I think a reasonable thing for us would be 20 opportunities, for our youth to have really more of an intensive experience in this. We also want people to be advocates for our mission. So we want people to be active in the policy area- supporting legislation and policy which helps young people be safe and have opportunities.
Of course, we’re also looking for volunteers. We’re right in the middle of developing our capacity of our volunteer program. We want volunteers to have a meaningful experience, and for the young people to have consistent volunteers. The thing we don’t want is for young people to get a mentor for instance, and for it to be a short term proposition and the person goes away. Because that’s repeating the experience they had in their families. So we want to find and train really good volunteers, to be mentors for a significant amount of time.
And finally, you can get involved with financial support. There are so many ways to do that, but I think one of the ways we want to grow most is for people to come, learn about our organization, meet our kids, so that they can really see if this is the right type of investment they want to make, and of course take next steps if they want to.
What is your favorite Smithsonian museum?
The Natural History Museum. I especially like their dioramas!
What was the last book you read? Favorite movie?
I read books all the time. The best recent book I read is Big Rock Candy Mountain by William Styron. Styron was famous in the middle part of the century, and it’s a semi-autobiographical story about a family that travels all across the US, and all the things that happened to them, and it depicted a swath of time in US history that I found fascinating- the Western migration.
One last question, when you were little, what did you dream of doing when you grew up? Did you ever imagine yourself working in the non-profit space, and helping others in especially difficult circumstances?

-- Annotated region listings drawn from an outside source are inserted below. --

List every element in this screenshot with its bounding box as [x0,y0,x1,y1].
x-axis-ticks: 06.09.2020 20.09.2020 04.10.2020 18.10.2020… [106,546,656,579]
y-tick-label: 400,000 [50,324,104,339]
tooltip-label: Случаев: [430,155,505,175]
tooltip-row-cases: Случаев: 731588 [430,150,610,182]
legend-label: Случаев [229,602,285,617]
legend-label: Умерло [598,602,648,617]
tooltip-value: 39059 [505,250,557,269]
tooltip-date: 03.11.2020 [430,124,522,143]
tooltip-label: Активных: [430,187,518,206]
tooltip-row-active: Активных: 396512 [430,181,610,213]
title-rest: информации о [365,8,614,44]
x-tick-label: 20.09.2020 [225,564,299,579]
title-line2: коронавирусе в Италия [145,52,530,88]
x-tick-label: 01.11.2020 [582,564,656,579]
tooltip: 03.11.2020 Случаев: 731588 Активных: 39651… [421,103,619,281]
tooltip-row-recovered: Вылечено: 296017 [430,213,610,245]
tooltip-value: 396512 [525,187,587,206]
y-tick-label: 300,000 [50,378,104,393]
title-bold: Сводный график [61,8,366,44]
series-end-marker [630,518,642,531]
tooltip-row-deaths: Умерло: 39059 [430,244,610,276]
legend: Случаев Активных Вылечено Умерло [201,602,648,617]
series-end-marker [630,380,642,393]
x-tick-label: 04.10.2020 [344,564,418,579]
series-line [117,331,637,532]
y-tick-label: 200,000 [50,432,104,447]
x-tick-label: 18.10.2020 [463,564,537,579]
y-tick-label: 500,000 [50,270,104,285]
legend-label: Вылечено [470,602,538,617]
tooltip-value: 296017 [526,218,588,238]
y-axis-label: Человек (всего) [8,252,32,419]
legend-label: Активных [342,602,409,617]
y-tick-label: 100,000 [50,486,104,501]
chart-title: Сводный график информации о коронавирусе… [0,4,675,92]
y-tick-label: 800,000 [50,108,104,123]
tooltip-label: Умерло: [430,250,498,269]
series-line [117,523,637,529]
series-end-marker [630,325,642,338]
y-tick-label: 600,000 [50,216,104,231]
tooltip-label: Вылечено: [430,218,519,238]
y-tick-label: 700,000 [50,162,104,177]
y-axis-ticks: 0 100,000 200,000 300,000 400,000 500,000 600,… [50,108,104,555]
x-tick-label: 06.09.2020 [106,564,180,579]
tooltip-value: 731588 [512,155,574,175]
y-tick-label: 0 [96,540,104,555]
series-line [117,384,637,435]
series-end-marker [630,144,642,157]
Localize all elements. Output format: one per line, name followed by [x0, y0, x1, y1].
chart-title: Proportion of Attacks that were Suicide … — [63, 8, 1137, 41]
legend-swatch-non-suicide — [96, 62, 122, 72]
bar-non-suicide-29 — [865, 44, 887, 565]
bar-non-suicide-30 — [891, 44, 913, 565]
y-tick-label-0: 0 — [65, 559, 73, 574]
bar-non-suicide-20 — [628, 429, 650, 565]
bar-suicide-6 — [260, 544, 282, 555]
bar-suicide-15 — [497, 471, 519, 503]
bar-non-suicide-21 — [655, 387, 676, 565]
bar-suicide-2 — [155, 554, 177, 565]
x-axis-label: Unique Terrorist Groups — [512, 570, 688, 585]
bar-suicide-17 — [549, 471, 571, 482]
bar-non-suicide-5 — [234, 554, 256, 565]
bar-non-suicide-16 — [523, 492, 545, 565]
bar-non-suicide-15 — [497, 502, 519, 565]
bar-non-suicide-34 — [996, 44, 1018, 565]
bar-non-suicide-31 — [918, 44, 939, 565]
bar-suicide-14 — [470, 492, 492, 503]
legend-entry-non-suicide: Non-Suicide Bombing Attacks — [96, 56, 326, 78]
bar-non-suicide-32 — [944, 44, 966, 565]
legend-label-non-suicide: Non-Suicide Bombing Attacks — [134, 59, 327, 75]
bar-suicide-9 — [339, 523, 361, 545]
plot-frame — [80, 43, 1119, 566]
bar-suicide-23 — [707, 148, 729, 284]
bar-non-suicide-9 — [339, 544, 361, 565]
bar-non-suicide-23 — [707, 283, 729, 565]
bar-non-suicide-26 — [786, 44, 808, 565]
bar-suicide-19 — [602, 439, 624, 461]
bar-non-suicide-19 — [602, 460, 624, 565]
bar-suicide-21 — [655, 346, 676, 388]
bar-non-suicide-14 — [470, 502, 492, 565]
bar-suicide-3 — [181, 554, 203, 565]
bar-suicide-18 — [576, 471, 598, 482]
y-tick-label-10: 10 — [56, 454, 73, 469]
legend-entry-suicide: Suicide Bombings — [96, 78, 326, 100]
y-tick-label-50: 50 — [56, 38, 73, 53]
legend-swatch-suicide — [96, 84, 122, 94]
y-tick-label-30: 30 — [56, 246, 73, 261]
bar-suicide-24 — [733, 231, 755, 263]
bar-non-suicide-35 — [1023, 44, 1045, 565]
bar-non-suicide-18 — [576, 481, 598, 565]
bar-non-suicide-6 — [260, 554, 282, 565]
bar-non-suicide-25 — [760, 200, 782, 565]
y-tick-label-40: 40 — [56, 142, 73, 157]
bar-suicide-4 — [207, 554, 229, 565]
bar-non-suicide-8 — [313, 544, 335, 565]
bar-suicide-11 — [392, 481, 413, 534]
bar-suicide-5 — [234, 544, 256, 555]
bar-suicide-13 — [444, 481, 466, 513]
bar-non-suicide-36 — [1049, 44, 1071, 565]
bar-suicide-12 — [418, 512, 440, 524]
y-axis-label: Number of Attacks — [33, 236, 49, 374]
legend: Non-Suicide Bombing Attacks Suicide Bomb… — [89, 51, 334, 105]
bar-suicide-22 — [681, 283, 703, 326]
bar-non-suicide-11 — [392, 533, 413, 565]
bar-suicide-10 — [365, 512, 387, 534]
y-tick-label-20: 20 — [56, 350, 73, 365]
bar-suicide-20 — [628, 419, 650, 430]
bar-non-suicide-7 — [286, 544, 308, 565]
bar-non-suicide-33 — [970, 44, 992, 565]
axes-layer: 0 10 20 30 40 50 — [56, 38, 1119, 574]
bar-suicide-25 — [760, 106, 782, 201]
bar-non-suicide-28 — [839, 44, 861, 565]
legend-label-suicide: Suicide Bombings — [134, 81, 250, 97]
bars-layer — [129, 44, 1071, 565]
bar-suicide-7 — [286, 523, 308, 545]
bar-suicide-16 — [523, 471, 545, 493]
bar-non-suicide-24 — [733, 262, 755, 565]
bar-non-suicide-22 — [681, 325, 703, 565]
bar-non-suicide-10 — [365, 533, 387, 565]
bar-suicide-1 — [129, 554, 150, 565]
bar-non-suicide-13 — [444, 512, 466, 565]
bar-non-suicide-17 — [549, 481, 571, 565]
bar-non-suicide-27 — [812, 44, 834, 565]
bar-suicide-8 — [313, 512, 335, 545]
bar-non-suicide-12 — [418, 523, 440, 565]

I wanted to be a cowboy. And I almost became one. I was in Wyoming during my college summers working at a ranch camp, and after my final year I got a job on a ranch right at the end of the season. So I actually had my own horse and a truck, and I was mostly irrigating- I wasn’t punching cattle- but I was pretty close to being a cowboy. I got to pretend I was one. But after failing as a cowboy I was thinking maybe I want to be a farrier- a person who does horseshoeing for horses- but I didn’t go to school for it. There was a cool school in Bishop, California that I almost went to to become a farrier, but then after that I went to San Francisco, and that’s when I realized I wanted to start working with homeless youth and people that had limited access to healthcare.